実施例1〜10のポリアリレート樹脂は、いずれもガラス転移温度が220℃以上であった。そのため、得られたフィルムの耐熱性は高かった。また、得られたフィルムは、いずれも、透明性が高く、引張強度保持率が高かった。
実施例8のポリアリレート樹脂は、酸価が本発明における好ましい範囲よりも高かったため、引張伸度保持率がやや低かった。
比較例1および2のポリアリレート樹脂は、二価カルボン酸成分において、1,1−ビス(4−ヒドロキシフェニル)−3,3,5−トリメチルシクロヘキサンの含有量が50モル%未満であったため、ガラス転移温度が低かった。

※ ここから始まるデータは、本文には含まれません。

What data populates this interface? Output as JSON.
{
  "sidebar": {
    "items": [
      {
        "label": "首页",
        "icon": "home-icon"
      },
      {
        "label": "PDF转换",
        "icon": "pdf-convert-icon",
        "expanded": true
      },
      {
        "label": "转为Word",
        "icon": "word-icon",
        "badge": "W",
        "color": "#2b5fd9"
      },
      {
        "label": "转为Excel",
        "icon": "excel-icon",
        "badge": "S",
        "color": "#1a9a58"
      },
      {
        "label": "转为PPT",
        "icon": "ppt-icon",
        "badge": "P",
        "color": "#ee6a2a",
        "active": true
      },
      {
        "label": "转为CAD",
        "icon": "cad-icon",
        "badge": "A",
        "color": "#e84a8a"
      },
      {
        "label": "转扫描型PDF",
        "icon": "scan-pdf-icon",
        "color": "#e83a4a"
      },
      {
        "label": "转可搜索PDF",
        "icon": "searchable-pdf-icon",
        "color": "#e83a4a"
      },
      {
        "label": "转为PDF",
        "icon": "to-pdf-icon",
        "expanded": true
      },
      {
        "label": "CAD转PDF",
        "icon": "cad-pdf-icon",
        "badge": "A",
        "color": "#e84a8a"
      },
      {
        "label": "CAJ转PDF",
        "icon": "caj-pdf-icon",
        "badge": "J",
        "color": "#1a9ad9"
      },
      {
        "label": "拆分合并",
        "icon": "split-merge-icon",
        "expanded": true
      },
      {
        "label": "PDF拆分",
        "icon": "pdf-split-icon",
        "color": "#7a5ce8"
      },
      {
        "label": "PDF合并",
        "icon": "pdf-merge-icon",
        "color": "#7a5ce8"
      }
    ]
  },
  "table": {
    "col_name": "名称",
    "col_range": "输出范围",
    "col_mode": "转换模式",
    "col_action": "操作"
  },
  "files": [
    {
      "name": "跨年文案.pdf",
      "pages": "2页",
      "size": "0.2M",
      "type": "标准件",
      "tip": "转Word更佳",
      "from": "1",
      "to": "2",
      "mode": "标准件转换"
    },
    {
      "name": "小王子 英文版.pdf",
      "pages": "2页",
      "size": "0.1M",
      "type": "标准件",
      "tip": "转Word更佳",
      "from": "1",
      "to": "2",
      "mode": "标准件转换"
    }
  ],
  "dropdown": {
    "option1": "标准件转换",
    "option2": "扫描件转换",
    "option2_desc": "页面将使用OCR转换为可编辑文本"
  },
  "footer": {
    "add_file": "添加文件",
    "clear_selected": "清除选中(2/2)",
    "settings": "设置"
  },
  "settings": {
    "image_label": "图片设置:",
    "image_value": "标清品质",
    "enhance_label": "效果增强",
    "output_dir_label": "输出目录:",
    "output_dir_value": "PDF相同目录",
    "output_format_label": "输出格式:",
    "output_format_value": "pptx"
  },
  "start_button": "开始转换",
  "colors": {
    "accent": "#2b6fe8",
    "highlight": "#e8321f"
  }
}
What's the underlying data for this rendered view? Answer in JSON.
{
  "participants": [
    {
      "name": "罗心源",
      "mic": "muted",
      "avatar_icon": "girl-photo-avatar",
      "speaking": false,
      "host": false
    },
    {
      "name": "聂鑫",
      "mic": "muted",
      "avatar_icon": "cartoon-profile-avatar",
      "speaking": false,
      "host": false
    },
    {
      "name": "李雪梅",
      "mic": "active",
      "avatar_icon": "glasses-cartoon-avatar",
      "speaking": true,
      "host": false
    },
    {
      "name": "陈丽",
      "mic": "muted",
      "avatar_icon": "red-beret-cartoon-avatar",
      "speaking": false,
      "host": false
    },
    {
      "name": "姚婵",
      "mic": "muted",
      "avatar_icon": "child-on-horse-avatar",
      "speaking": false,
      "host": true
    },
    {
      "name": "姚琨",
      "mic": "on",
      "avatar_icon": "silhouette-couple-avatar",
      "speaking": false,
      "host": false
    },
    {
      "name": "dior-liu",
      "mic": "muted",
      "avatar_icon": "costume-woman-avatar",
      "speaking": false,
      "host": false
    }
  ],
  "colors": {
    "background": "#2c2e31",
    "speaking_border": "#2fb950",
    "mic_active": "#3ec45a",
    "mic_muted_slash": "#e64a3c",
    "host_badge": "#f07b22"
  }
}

そのため、得られたフィルムは、耐熱性が低かった。
比較例3のポリアリレート樹脂のηAが0.3未満であったため、得られたフィルムの引張伸度が低かった。
比較例4のポリアリレート樹脂のηAが1.5を超えていたため、ポリアリレート樹脂のクロロホルム溶液の粘度が高すぎて、均一なフィルムを作製することができなかった。
比較例5のポリアリレート樹脂は、撹拌速度が不十分だったため、(ηB/ηA)が0.9未満であった。そのため、得られたフィルムの引張伸度保持率が低かった。
比較例6は、引用文献1の実施例1を追試したものである。しかしながら、アルカリ/フェノール末端の当量比が1.5未満の水相を用いて重合したため、(ηB/ηA)が0.9未満であった。そのため、得られたフィルムの引張伸度保持率が低かった。
比較例7は、引用文献2の実施例3を追試したものである。しかしながら、アルカリ/フェノール末端の当量比が1.5未満の水相を用いて重合したため、(ηB/ηA)が0.9未満であった。そのため、得られたフィルムの引張伸度保持率が低かった。

Claims (4)

  1. 1,1−ビス(4−ヒドロキシフェニル)−3,3,5−トリメチルシクロヘキサンを50モル%以上含む二価フェノール成分と、芳香族ジカルボン酸成分からなり、式(I)および式(II)を満たすポリアリレート樹脂(一般式(A)で示される構造を含むジカルボン酸成分と、二価フェノール成分からなるポリアリレート樹脂を除く。)
    0.3≦ηA≦1.5 (I)
    0.9≦ηB/ηA (II)
    [ηAは、溶媒をテトラクロロエタン、濃度を1g/dL、測定温度を25℃とした場合のインヘレント粘度、ηBは、溶媒を、酢酸ナトリウムを0.6g/L含む{テトラクロロエタン/フェノール=4/6(質量比)混合溶媒}、濃度を1g/dL、測定温度を25℃とした場合のインヘレント粘度]
  2. 酸価が7当量/トン以下である請求項1記載のポリアリレート樹脂。
  3. 請求項1または2に記載のポリアリレート樹脂を製膜してなるフィルム。
  4. 二価カルボン酸ハライドを含有する有機相と、二価フェノールおよびアルカリを含有する水相を混合してポリアリレート樹脂を得る製造方法において、水相中のアルカリ/フェノール末端の当量比を1.5以上として混合することを特徴とする請求項1〜3いずれかに記載のポリアリレート樹脂の製造方法。